Loiseau, who had abstracted from the inn the timeworn pack of cards, thick with the grease of five years’ contact with half-wiped-off tables, started a game of bezique with his wife.
The good sisters, taking up simultaneously the long rosaries hanging from their waists, made the sign of the cross, and began to mutter in unison interminable prayers, their lips moving ever more and more swiftly, as if they sought which should outdistance the other in the race of orisons; from time to time they kissed a medal, and crossed themselves anew, then resumed their rapid and unintelligible murmur.
Cornudet sat still, lost in thought.
Ah the end of three hours Loiseau gathered up the cards, and remarked that he was hungry.
His wife thereupon produced a parcel tied with string, from which she extracted a piece of cold veal. This she cut into neat, thin slices, and both began to eat.
“We may as well do the same,” said the countess. The rest agreed, and she unpacked the provisions which had been prepared for herself, the count, and the Carré-Lamadons. In one of those oval dishes, the lids of which are decorated with an earthenware hare, by way of showing that a game pie lies within, was a succulent delicacy consisting of the brown flesh of the game larded with streaks of bacon and flavored with other meats chopped fine. A solid wedge of Gruyere cheese, which had been wrapped in a newspaper, bore the imprint: “Items of News,” on its rich, oily surface.
The two good sisters brought to light a hunk of sausage smelling strongly of garlic; and Cornudet, plunging both hands at once into the capacious pockets of his loose overcoat, produced from one four hard-boiled eggs and from the other a crust of bread.

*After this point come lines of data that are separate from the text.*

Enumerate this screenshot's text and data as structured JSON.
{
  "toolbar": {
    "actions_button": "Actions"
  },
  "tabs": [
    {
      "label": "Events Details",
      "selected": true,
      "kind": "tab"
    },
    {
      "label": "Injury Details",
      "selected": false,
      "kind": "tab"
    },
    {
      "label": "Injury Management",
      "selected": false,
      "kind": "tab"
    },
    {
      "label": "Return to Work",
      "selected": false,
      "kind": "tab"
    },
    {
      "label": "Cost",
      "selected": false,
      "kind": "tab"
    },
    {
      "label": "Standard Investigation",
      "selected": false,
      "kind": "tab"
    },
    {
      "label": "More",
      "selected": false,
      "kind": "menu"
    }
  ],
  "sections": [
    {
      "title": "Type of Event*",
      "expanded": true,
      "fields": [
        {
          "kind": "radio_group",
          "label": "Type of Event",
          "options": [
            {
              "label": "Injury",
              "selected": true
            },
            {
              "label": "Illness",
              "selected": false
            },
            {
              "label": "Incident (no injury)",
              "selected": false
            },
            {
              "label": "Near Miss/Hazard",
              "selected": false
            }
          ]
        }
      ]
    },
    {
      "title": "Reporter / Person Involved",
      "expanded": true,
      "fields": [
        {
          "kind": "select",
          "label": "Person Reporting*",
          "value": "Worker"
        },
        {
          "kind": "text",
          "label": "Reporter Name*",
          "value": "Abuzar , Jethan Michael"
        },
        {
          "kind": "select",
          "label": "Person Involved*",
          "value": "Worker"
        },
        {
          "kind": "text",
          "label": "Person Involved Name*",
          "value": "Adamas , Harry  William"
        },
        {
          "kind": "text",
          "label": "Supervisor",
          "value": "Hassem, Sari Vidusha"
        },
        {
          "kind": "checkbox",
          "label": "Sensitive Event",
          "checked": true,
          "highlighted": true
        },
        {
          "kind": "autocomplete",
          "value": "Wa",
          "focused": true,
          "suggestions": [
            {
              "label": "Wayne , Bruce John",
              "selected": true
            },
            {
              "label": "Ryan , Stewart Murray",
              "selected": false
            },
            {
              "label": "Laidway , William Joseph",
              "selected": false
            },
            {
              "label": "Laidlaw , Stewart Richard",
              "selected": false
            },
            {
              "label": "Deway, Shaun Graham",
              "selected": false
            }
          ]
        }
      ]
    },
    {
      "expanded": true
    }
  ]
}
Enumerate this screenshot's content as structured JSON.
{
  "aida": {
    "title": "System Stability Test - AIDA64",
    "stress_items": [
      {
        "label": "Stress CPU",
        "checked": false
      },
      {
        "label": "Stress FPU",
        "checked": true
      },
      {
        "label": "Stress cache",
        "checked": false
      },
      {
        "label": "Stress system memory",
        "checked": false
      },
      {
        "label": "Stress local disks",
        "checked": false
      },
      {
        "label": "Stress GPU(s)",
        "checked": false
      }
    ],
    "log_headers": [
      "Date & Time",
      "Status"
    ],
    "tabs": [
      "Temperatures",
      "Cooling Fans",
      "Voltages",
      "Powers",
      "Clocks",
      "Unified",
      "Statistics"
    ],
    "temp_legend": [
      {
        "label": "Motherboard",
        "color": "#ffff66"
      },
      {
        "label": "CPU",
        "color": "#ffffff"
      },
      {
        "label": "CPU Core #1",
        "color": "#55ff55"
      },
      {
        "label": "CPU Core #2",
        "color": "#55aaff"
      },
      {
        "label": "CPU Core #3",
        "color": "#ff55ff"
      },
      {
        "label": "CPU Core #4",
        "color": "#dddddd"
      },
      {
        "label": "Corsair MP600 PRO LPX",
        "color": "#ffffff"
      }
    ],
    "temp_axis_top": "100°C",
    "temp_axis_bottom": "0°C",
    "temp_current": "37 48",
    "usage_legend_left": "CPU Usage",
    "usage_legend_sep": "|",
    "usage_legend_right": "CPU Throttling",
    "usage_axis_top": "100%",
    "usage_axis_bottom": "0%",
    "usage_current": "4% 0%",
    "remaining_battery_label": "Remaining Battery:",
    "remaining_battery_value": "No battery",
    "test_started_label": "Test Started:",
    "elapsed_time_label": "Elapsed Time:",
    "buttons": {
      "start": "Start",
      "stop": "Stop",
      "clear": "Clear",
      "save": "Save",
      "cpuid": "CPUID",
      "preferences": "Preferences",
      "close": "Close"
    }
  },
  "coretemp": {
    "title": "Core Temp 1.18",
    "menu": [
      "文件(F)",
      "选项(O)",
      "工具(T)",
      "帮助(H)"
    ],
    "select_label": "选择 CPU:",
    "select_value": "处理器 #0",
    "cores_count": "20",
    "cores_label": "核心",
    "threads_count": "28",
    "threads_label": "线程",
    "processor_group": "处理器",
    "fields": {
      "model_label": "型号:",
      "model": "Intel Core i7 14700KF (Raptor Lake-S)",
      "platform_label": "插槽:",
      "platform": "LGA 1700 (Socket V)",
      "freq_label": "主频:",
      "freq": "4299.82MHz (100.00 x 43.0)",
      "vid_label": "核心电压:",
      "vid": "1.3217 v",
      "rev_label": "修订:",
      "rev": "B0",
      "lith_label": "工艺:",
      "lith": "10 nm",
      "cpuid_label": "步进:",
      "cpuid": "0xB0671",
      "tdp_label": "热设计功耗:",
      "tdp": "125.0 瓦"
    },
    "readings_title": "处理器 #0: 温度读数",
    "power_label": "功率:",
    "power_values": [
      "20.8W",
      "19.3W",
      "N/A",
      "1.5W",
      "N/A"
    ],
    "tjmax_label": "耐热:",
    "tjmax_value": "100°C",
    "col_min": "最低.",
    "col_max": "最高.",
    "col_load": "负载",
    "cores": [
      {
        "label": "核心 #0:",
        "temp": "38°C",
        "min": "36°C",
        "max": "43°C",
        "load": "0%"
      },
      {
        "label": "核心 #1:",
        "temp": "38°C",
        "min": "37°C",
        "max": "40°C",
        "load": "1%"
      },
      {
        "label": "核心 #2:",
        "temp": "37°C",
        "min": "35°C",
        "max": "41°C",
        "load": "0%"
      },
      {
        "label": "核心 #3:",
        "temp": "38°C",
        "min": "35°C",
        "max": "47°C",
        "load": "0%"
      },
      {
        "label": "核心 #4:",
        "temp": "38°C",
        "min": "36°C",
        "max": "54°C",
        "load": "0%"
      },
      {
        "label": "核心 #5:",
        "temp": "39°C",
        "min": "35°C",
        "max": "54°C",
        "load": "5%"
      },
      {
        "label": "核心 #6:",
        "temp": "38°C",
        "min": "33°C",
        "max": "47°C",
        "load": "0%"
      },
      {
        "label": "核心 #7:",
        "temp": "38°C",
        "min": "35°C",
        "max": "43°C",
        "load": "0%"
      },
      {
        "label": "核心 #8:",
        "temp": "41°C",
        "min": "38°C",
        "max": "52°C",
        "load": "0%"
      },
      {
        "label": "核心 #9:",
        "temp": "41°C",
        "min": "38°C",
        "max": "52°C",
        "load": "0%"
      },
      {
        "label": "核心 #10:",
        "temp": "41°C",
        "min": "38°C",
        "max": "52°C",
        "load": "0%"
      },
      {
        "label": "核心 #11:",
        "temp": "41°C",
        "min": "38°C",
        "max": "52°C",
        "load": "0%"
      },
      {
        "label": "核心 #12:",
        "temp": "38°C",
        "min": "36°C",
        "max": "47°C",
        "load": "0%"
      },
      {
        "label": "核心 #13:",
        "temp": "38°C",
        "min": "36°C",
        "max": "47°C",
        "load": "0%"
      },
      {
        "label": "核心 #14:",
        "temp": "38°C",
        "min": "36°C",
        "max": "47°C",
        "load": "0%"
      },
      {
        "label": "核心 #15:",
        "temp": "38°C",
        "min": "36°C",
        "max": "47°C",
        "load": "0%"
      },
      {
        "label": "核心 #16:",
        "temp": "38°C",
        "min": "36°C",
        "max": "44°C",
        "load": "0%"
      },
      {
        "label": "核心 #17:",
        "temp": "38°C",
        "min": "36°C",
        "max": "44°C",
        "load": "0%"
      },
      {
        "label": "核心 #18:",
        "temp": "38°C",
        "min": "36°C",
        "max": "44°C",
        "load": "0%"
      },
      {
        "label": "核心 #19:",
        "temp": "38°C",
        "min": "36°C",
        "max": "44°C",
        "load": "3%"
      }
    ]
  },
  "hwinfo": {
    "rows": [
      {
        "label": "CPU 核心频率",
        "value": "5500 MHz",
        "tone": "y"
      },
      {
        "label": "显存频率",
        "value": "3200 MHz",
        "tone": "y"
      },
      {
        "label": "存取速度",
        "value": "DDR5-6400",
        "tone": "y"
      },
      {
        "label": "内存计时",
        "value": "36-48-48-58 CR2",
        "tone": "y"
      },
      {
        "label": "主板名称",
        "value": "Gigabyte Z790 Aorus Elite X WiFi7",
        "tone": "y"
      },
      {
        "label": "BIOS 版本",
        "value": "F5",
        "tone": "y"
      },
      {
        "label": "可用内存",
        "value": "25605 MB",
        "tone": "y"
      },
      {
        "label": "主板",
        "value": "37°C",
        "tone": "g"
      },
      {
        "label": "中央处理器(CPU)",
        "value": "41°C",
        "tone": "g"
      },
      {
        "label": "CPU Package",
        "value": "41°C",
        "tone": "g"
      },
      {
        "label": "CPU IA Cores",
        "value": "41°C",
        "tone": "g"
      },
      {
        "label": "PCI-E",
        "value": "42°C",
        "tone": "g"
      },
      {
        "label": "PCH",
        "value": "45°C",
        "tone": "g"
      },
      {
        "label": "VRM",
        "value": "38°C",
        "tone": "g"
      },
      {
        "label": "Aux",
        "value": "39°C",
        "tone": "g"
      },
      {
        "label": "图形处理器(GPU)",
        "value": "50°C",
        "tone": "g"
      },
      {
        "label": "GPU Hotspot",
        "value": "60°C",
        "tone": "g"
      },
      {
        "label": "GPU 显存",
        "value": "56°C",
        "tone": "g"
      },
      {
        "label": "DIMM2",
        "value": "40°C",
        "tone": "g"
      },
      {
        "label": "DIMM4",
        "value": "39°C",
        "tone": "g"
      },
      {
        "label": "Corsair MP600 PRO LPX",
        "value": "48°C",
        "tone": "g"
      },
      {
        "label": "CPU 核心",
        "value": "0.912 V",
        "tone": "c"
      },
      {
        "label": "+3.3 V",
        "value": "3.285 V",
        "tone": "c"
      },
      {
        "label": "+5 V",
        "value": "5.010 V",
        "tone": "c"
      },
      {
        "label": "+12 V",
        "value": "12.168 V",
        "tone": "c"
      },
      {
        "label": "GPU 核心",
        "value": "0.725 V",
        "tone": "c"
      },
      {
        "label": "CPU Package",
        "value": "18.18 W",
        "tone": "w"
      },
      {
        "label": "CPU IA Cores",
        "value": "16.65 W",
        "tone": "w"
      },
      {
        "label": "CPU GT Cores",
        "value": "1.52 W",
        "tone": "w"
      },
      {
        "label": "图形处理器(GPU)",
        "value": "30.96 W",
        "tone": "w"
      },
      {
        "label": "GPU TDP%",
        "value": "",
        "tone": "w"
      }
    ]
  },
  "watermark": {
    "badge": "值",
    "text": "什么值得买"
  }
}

He removed the shells, threw them into the straw beneath his feet, and began to devour the eggs, letting morsels of the bright yellow yolk fall in his mighty beard, where they looked like stars.
Boule de Suif, in the haste and confusion of her departure, had not thought of anything, and, stifling with rage, she watched all these people placidly eating. At first, ill-suppressed wrath shook her whole person, and she opened her lips to shriek the truth at them, to overwhelm them with a volley of insults; but she could not utter a word, so choked was she with indignation.
No one looked at her, no one thought of her. She felt herself swallowed up in the scorn of these virtuous creatures, who had first sacrificed, then rejected her as a thing useless and unclean. Then she remembered her big basket full of the good things they had so greedily devoured: the two chickens coated in jelly, the pies, the pears, the four bottles of claret; and her fury broke forth like a cord that is overstrained, and she was on the verge of tears. She made terrible efforts at self-control, drew herself up, swallowed the sobs which choked her; but the tears rose nevertheless, shone at the brink of her eyelids, and soon two heavy drops coursed slowly down her cheeks. Others followed more quickly, like water filtering from a rock, and fell, one after another, on her rounded bosom. She sat upright, with a fixed expression, her face pale and rigid, hoping desperately that no one saw her give way.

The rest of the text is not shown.